Die gelbe Flüssigkeit verteielte sich auf dem Boden des Abteils und der
Wortschatz meines Nachbarn beschränkte sich für die nächsten 5
Minuten auf „kurwa“. Doch dann besann er sich, holte eine Flasche
„Sobieski-Wodka“ hervor und spielte mit seinem Nebenmann eine Runde Karten.
Der Mann auf der anderen Seite hatte ganz andere Probleme. Sein Nachbar, ein Typ
mit gelbem Kosakenhemd und kleinkariertem Jacket, beides nicht gerade vom
„Weißen Riesen“ verwöhnt, lümmelte mit seinem Kopf auf dessen
Schulter. Ab und zu wurde es meinem Gegenüber zu bunt und er wies seinen
Nachbarn zurecht, was unseren Freund indischer Abstammung anscheinend wenig
störte. Er kratzte sich am Hintern, brummelte etwas vor sich hin und drehte
sich auf die andere Seite, zu seinem linken Nachbarn.
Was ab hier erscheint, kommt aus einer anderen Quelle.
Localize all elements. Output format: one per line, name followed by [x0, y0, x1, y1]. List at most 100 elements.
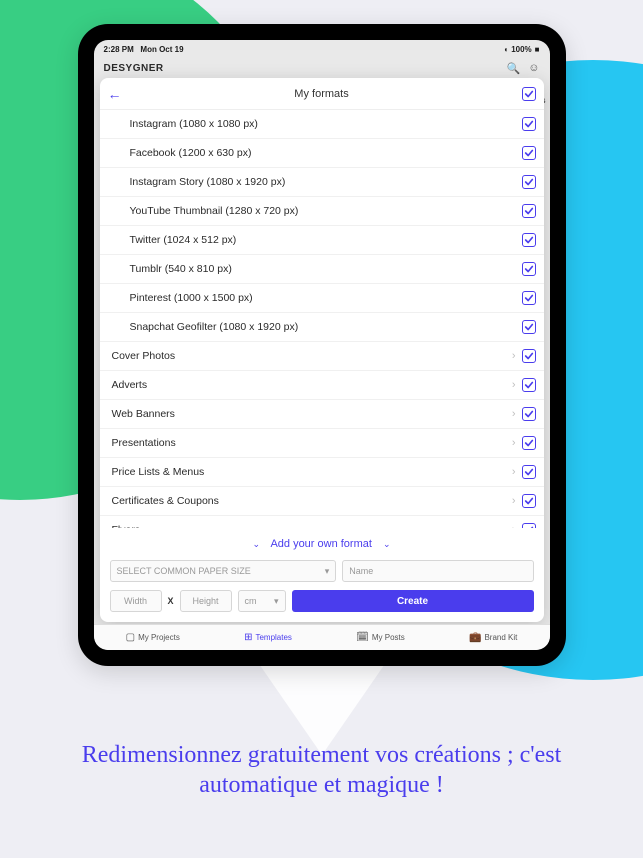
chevron-right-icon: › [512, 495, 516, 507]
add-format-row[interactable]: ⌄ Add your own format ⌄ [100, 528, 544, 556]
format-label: Certificates & Coupons [112, 495, 219, 507]
tab-my-posts[interactable]: 🗓 My Posts [356, 632, 405, 643]
calendar-icon: 🗓 [356, 632, 369, 643]
search-icon[interactable]: 🔍 [507, 62, 521, 75]
by-separator: X [168, 590, 174, 612]
formats-modal: ← My formats Instagram (1080 x 1080 px) F… [100, 78, 544, 622]
format-checkbox[interactable] [522, 349, 536, 363]
height-placeholder: Height [193, 596, 219, 606]
format-row[interactable]: Flyers› [100, 516, 544, 528]
format-checkbox[interactable] [522, 465, 536, 479]
tab-label: Brand Kit [484, 633, 517, 642]
chevron-down-icon: ⌄ [252, 539, 260, 549]
format-row[interactable]: Instagram Story (1080 x 1920 px) [100, 168, 544, 197]
paper-size-label: SELECT COMMON PAPER SIZE [117, 566, 251, 576]
tab-label: My Projects [138, 633, 180, 642]
chevron-right-icon: › [512, 466, 516, 478]
format-label: Twitter (1024 x 512 px) [112, 234, 237, 246]
tab-label: Templates [255, 633, 291, 642]
format-checkbox[interactable] [522, 378, 536, 392]
format-name-input[interactable]: Name [342, 560, 533, 582]
unit-label: cm [245, 596, 257, 606]
format-row[interactable]: Facebook (1200 x 630 px) [100, 139, 544, 168]
tab-my-projects[interactable]: ▢ My Projects [126, 632, 180, 643]
format-label: Adverts [112, 379, 148, 391]
wifi-icon: ◖ [503, 45, 508, 54]
format-label: Instagram Story (1080 x 1920 px) [112, 176, 286, 188]
format-checkbox[interactable] [522, 175, 536, 189]
format-checkbox[interactable] [522, 204, 536, 218]
marketing-caption: Redimensionnez gratuite­ment vos créatio… [72, 740, 572, 800]
format-row[interactable]: Presentations › [100, 429, 544, 458]
format-checkbox[interactable] [522, 436, 536, 450]
tab-bar: ▢ My Projects ⊞ Templates 🗓 My Posts 💼 B… [94, 624, 550, 650]
create-label: Create [397, 596, 428, 607]
format-label: Cover Photos [112, 350, 176, 362]
toolbox-icon: 💼 [469, 632, 481, 643]
format-row[interactable]: Certificates & Coupons › [100, 487, 544, 516]
modal-title: My formats [294, 88, 348, 100]
format-label: YouTube Thumbnail (1280 x 720 px) [112, 205, 299, 217]
status-left: 2:28 PM Mon Oct 19 [104, 45, 184, 54]
folder-icon: ▢ [126, 632, 135, 643]
format-row[interactable]: Twitter (1024 x 512 px) [100, 226, 544, 255]
paper-size-select[interactable]: SELECT COMMON PAPER SIZE ▾ [110, 560, 337, 582]
formats-list: Instagram (1080 x 1080 px) Facebook (1200… [100, 110, 544, 528]
format-label: Pinterest (1000 x 1500 px) [112, 292, 253, 304]
account-icon[interactable]: ☺ [528, 62, 539, 75]
name-placeholder: Name [349, 566, 373, 576]
format-row[interactable]: Pinterest (1000 x 1500 px) [100, 284, 544, 313]
chevron-down-icon: ⌄ [383, 539, 391, 549]
format-checkbox[interactable] [522, 117, 536, 131]
tab-brand-kit[interactable]: 💼 Brand Kit [469, 632, 517, 643]
format-checkbox[interactable] [522, 262, 536, 276]
select-all-checkbox[interactable] [522, 87, 536, 101]
chevron-right-icon: › [512, 350, 516, 362]
format-row[interactable]: Instagram (1080 x 1080 px) [100, 110, 544, 139]
format-row[interactable]: Price Lists & Menus › [100, 458, 544, 487]
format-label: Snapchat Geofilter (1080 x 1920 px) [112, 321, 299, 333]
chevron-right-icon: › [512, 437, 516, 449]
chevron-right-icon: › [512, 379, 516, 391]
format-checkbox[interactable] [522, 233, 536, 247]
format-row[interactable]: Tumblr (540 x 810 px) [100, 255, 544, 284]
format-row[interactable]: Snapchat Geofilter (1080 x 1920 px) [100, 313, 544, 342]
width-placeholder: Width [124, 596, 147, 606]
battery-percent: 100% [511, 45, 531, 54]
format-checkbox[interactable] [522, 146, 536, 160]
format-row[interactable]: Web Banners › [100, 400, 544, 429]
format-row[interactable]: Cover Photos › [100, 342, 544, 371]
format-checkbox[interactable] [522, 291, 536, 305]
height-input[interactable]: Height [180, 590, 232, 612]
format-checkbox[interactable] [522, 320, 536, 334]
format-row[interactable]: YouTube Thumbnail (1280 x 720 px) [100, 197, 544, 226]
format-checkbox[interactable] [522, 407, 536, 421]
templates-icon: ⊞ [244, 632, 252, 643]
tab-label: My Posts [372, 633, 405, 642]
status-date: Mon Oct 19 [140, 45, 183, 54]
width-input[interactable]: Width [110, 590, 162, 612]
chevron-right-icon: › [512, 408, 516, 420]
app-header: DESYGNER 🔍 ☺ [94, 58, 550, 78]
unit-select[interactable]: cm ▾ [238, 590, 286, 612]
status-bar: 2:28 PM Mon Oct 19 ◖ 100% ■ [94, 40, 550, 58]
caret-down-icon: ▾ [274, 596, 279, 607]
back-button[interactable]: ← [108, 86, 122, 102]
screen: 2:28 PM Mon Oct 19 ◖ 100% ■ DESYGNER 🔍 ☺… [94, 40, 550, 650]
create-button[interactable]: Create [292, 590, 534, 612]
modal-header: ← My formats [100, 78, 544, 110]
format-label: Web Banners [112, 408, 175, 420]
format-row[interactable]: Adverts › [100, 371, 544, 400]
format-label: Instagram (1080 x 1080 px) [112, 118, 258, 130]
status-right: ◖ 100% ■ [503, 45, 539, 54]
format-label: Tumblr (540 x 810 px) [112, 263, 232, 275]
format-label: Price Lists & Menus [112, 466, 205, 478]
format-label: Presentations [112, 437, 176, 449]
format-checkbox[interactable] [522, 494, 536, 508]
caret-down-icon: ▾ [325, 566, 330, 577]
tab-templates[interactable]: ⊞ Templates [244, 632, 292, 643]
add-format-label: Add your own format [270, 538, 372, 550]
status-time: 2:28 PM [104, 45, 134, 54]
format-label: Facebook (1200 x 630 px) [112, 147, 252, 159]
battery-icon: ■ [535, 45, 540, 54]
Es schien eine lustige Fahrt zu werden.
Nebel hing zwischen den Bäumen, als der Zug am nächsten Morgen in
Zakopane einfuhr. Ich fädelte mich in meinen Rucksack und torkelte etwas
schlaftrunken aus dem Abteil. Es war kurz nach sieben und noch ruhig in der
Stadt. Vorbei an Häusern mit Schildern auf denen „wolne pokój“ -
Zimmer frei - stand schlenderte ich nach Kuźnice, einem Vorort von
Zakopane am Fuß der Westlichen Tatra.
Der Wegezoll hatte sich um einen Złoty erhöht das Bier kostete noch
genauso viel wie im letzten Jahr. Ich folgte einem Bach und grünen
Wegmarkierungen zum Gipfel des Kasprowy Wierch auf der Grenze zur Slowakei.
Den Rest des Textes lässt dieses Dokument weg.